There is still the contention that there can be no immunity of a head of State before the International Criminal Court. Pre-Trial Chamber I said as much in the arrest warrant decision for President Bashir of Sudan in March 2009. But the decision is wrong on this point, in my opinion, because the provision of the Rome Statute that removes immunity from heads of State (art. 27(2)) is only applicable to those States that have ratified or acceded to the Statute. It does not change the legal regime for third States, which include the Holy See, Sudan, the United States and about eighty others. Their immunity is established by customary international law. This is explained in more detail in the entry in my Commentary on the Rome Statute for article 27.
This is not to say that there has been sufficient accountability within the Roman Catholic Church for child sexual abuse. The full story has clearly not been told. Many of those responsible have not been held to account.

4 comments:

Unknown said...

On subject-matter jurisdiction, Robinson's Guardian article goes no further than to argue that widespread or systematic sexual abuse committed after entry into force of the Rome Statute would fall within ICC jurisdiction. Leaving the immunity / Statehood issue aside (and with it question of who might refer Church authorities to the Court), one should bear in mind that the definition of "attack" often gets overlooked in discussions that bring the limits of crimes against humanity into question. As Bill will remember, the "multiple commission" definition in the Statute was promoted by States like China and the US that had profound worries about the scope of this crime, while Like-Minded States and NGOs resisted to varying degrees.
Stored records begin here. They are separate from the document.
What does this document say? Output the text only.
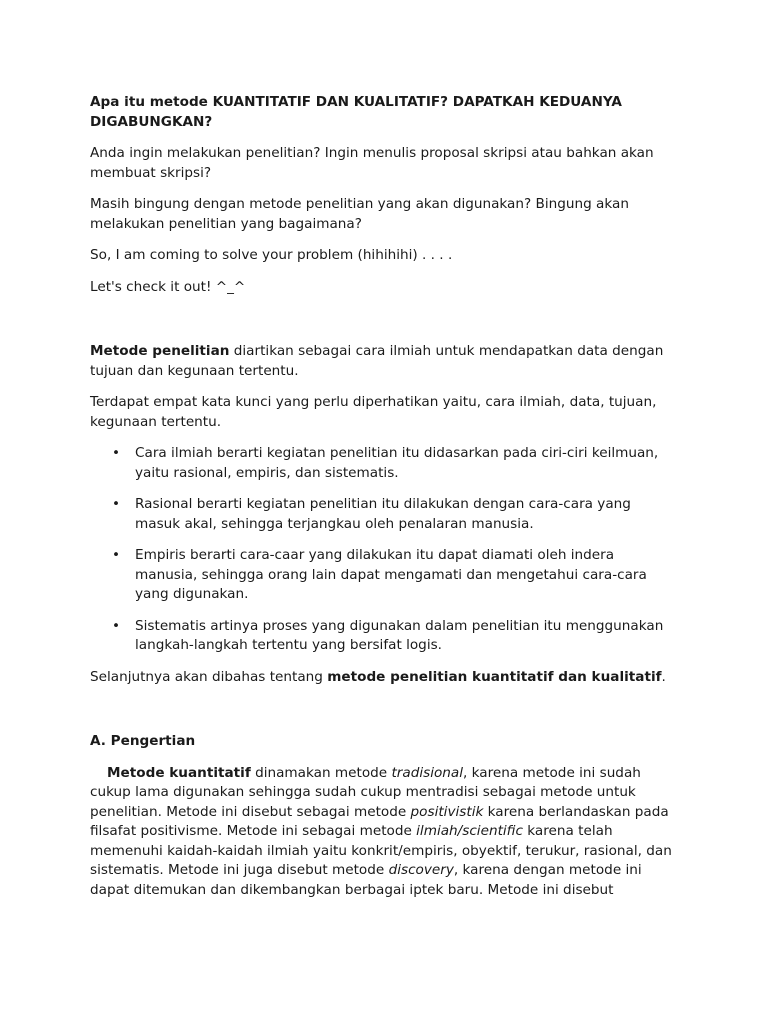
Apa itu metode KUANTITATIF DAN KUALITATIF? DAPATKAH KEDUANYA DIGABUNGKAN?

Anda ingin melakukan penelitian? Ingin menulis proposal skripsi atau bahkan akan membuat skripsi?

Masih bingung dengan metode penelitian yang akan digunakan? Bingung akan melakukan penelitian yang bagaimana?

So, I am coming to solve your problem (hihihihi) . . . .

Let's check it out! ^_^

Metode penelitian diartikan sebagai cara ilmiah untuk mendapatkan data dengan tujuan dan kegunaan tertentu.

Terdapat empat kata kunci yang perlu diperhatikan yaitu, cara ilmiah, data, tujuan, kegunaan tertentu.

• Cara ilmiah berarti kegiatan penelitian itu didasarkan pada ciri-ciri keilmuan, yaitu rasional, empiris, dan sistematis.
• Rasional berarti kegiatan penelitian itu dilakukan dengan cara-cara yang masuk akal, sehingga terjangkau oleh penalaran manusia.
• Empiris berarti cara-caar yang dilakukan itu dapat diamati oleh indera manusia, sehingga orang lain dapat mengamati dan mengetahui cara-cara yang digunakan.
• Sistematis artinya proses yang digunakan dalam penelitian itu menggunakan langkah-langkah tertentu yang bersifat logis.

Selanjutnya akan dibahas tentang metode penelitian kuantitatif dan kualitatif.

A. Pengertian

Metode kuantitatif dinamakan metode tradisional, karena metode ini sudah cukup lama digunakan sehingga sudah cukup mentradisi sebagai metode untuk penelitian. Metode ini disebut sebagai metode positivistik karena berlandaskan pada filsafat positivisme. Metode ini sebagai metode ilmiah/scientific karena telah memenuhi kaidah-kaidah ilmiah yaitu konkrit/empiris, obyektif, terukur, rasional, dan sistematis. Metode ini juga disebut metode discovery, karena dengan metode ini dapat ditemukan dan dikembangkan berbagai iptek baru. Metode ini disebut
If the Elements allow that an attack need not be military, they nonetheless add that the State or organization must "actively promote or encourage" such an attack. The hard-fought Element footnote 6 throws a crumb to the Like-Minded / NGO concern that omissions not be excluded, but requires that inaction be "deliberate", "conciously aimed at encouraging" the attack, and non inferable from mere inaction. With all due respect for Geoffrey Robinson, then, I believe that bringing Church authorities into this definition would require proof the likes of which we are most unlikely ever to uncover. The best one can do, then, is argue that the RS definition does not reflect custom.

Unknown said...

Your thoughts?:

http://www.guardian.co.uk/world/2010/apr/07/baltasar-garzon-trial-franco-disappearances

Unknown said...

Your thoughts?:

http://www.guardian.co.uk/world/2010/apr/07/baltasar-garzon-trial-franco-disappearances

daedalus2u said...

What about section 28 of the Rome Statute?

If a military commander allowed multiple individuals under their control to rape without intervening, that constitutes something within the ICC jurisdiction, even if the rapes were not.

To the extent that sexual exploitation of children constitutes "torture" (I think it does), it fits.